Dali a uma hora e meia, o Jornal Nacional exibiria a reportagem abaixo.
Um título carioca, 74 jogos e 28 gols depois, R10 se despedia do rubro-negro via tribunal e, publicamente, via JN. 
A história mostraria que não era o fim da carreira. Ronaldinho e o Atlético Mineiro se uniriam numa parceria vitoriosa.
O Palmeiras pretendia ser o novo destino do jogador. R10 seria anunciado no aniversário de 100 anos do clube paulista.
O negócio não foi fechado por pouco.
Faltou um assovio.

sexta-feira, 22 de agosto de 2014

Poltrona 25d

Domingo, 24 de agosto de 2014, já tem mais de 24 horas. Ele é vivido há dias pelo camisa 18 do Fluminense.
- Tô ansioso.
- Por quê?
Pergunta imediata do repórter e colega de voo a 9 quilômetros do solo entre Chapecó e Campinas.
- Eu poderia nesse jogo estar do lado de lá.

Nos primeiros dias de 2014, surgiu uma queda de braço improvável. Fluminense e Sport renderam manchetes pelo mesmo interesse: a sensação do campeonato brasileiro do ano anterior. Walter, o 'gordinho' do Goiás, o atacante dos 13 gols, das 9 assistências, da Bola de Prata, do Trofeu Armando Nogueira, da Seleção do Campeonato da CBF...

Até hoje, se pensava que os cifrões a mais oferecidos pela Unimed de Celso Barros foram decisivos. Mas quarenta minutos de voo trouxeram à tona um fato que pesou para que o alvo da disputa ignorasse o coração e escolhesse o Fluminense.

Walter é filho do Coque, comunidade pobre e violenta do Recife. O campo de pelada do bairro oferece como paisagem o estádio da Ilha do Retiro. Torcedor do Sport, Walter repetia para os amigos de pelada que eles ainda o veriam ¨ali dentro¨.

A promessa só não se cumpriu, em janeiro, porque uma última ligação vinda do Rio o fez mudar de ideia.
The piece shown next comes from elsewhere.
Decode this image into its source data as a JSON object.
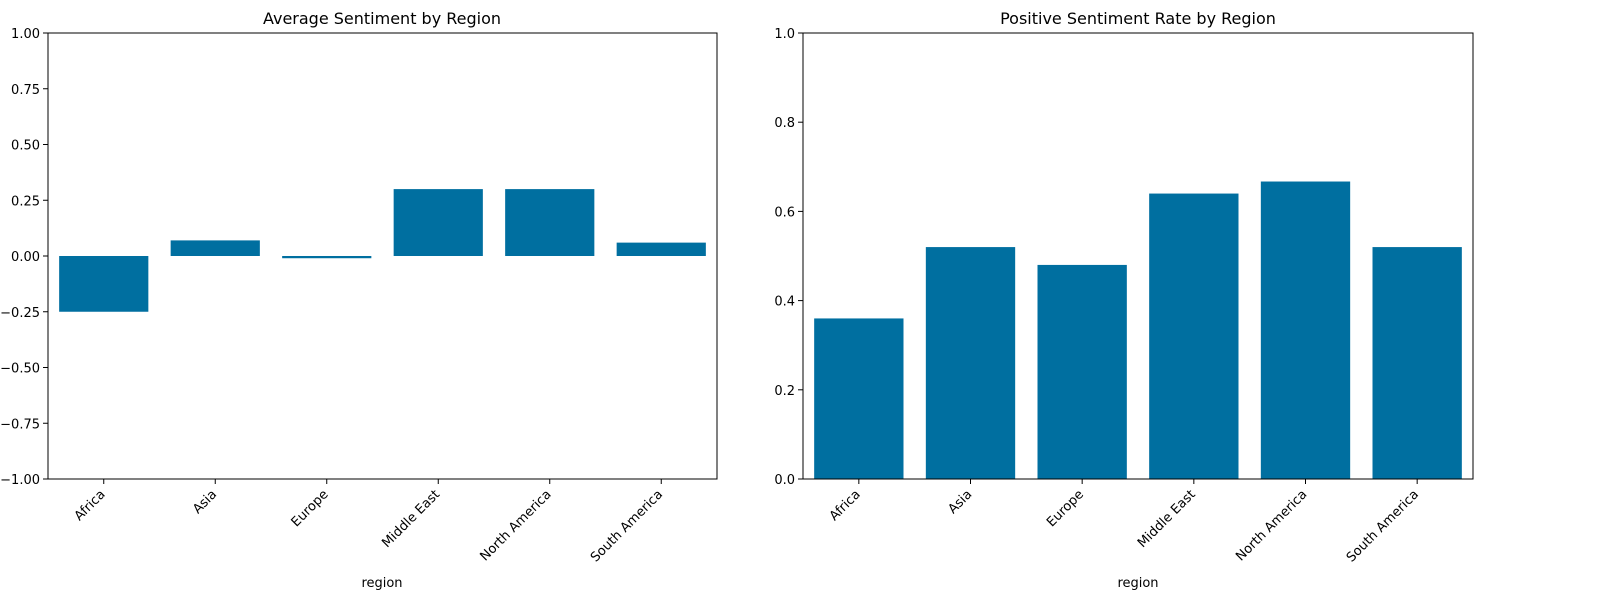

- Eu sou doente, doente pelo Sport. Eu ficava andando de um lado pro outro dentro de casa. Todo mundo me ligava, os amigos, os parentes. Pediam para eu aceitar a proposta do Sport. (Gustavo) Dubeux (dirigente do time pernambucano) falava: 'rapaz, tu vai chegar num carro dos Bombeiros, vai ser ídolo na tua terra'. Eu tava com os dois contratos na mesa. Meu empresário me disse: 'Walter, agora é contigo. Tua indecisão vai me endoidar'. Aí, rasguei o do Fluminense.

Nessa hora, os companheiros de time, Biro Biro, Diego Cavalieri e Édson, também já davam audiência ao relato do atacante.

- Eu assinei o do Sport. Mas, aí, alguém (não lembra o nome) do Fluminense me ligou e me convenceu. Rasguei o do Sport e mandei meu empresário pegar outro do Fluminense.

- E o que ele disse pra você mudar de ideia?

Perguntei da poltrona 25d ao passageiro que narrava empolgado a história em pé, no corredor do avião da Azul.

- Ele falou: 'olha, você tem filha, a educação no Rio é muito melhor que a das escolas do Recife, pensa nisso'.

Factível ou não, o interlocutor havia acertado em cheio no argumento.

- Eu tenho 25 anos, falo todo errado porque não estudei. Eu não posso mais pensar só em mim, tenho que pensar na minha filha.

Educação virou obsessão pra quem frequentou a escola até a sexta série e colecionou incontáveis reprovações. Quando Catarina crescer, vai saber que o pai foi expulso do colégio logo no primeiro dia de aula por morder a professora.

Fluminense e Sport se enfrentam às 16h do domingo, no Maracanã. Walter estará um pouco dos dois lados.